Inauguriamo la prima Biblioteca d’impresa delle Marche, tra le prime in Italia, un nuovo spazio dedicato alla condivisione della conoscenza e alla formazione delle nuove generazioni di "intraprenditori".
Ad Angeli di Rosora, nel campus tecnologico Loccioni, prende vita la Biblioteca d’Impresa: uno spazio dedicato alla conoscenza come infrastruttura dell’innovazione.

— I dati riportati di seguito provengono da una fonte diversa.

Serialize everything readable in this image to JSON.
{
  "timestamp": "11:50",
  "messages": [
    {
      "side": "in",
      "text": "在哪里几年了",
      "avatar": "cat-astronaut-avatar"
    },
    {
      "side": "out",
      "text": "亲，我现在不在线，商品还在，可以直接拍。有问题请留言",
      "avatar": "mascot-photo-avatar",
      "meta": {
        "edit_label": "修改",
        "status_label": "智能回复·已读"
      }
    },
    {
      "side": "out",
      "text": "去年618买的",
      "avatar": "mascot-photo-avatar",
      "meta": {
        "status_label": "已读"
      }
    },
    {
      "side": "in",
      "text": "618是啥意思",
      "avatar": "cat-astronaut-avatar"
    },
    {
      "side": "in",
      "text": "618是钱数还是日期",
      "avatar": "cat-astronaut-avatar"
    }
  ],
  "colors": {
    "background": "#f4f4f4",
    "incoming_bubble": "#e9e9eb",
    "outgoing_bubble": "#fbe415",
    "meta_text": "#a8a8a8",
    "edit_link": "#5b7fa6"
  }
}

Situata in una casa colonica al centro della Leaf Community, la Biblioteca richiama le radici contadine e benedettine dell’impresa. Un luogo simbolico e concreto insieme, dove prende forma una visione precisa: per innovare bisogna conoscere. Come nell’arco e nella freccia, per andare lontano è necessario tendere indietro: studiare la storia, approfondire le fonti, riconnettersi alle origini.
Il progetto nasce dalla collaborazione pubblico-privata con il Comune di Maiolati Spontini, che ha permesso di adottare strumenti e standard del Servizio Bibliotecario Nazionale. La Biblioteca Loccioni è oggi parte del catalogo nazionale, rafforzando il legame tra impresa e territorio.
Un modello che ha già portato alla creazione di una biblioteca di territorio ed un’aula studio presso la Scuola dell’Abbazia di Sant’Urbano.
Le collezioni riflettono e alimentano le direttrici culturali dell’impresa:
Gli Ispiratori d’Impresa, con oltre 200 testi dedicati a imprenditori e aziende che hanno segnato il loro tempo, da Olivetti a Bosch, da Merloni a Siemens
La cultura manageriale e tecnica, dove competenze relazionali e sviluppo personale si integrano con robotica, meccatronica e intelligenza artificiale
La misura, competenza distintiva Loccioni, alimentata anche dai contributi dei clienti internazionali
Il territorio, con oltre 350 volumi tra storia, arte e tradizioni
Un ruolo centrale è svolto anche dalla raccolta delle pubblicazioni identitarie dei clienti: libri, storie e documenti provenienti da imprese di tutto il mondo, che diventano patrimonio condiviso per comprendere modelli, valori e percorsi di eccellenza. La Biblioteca si configura così come un archivio vivo di esperienze imprenditoriali, capace di ispirare.
In questo contesto si inserisce il modello di Impresa-Scuola, che trova nella Biblioteca un punto di incontro tra formazione e lavoro: uno spazio aperto ai giovani e a chiunque voglia costruire il proprio percorso attraverso competenza e passione.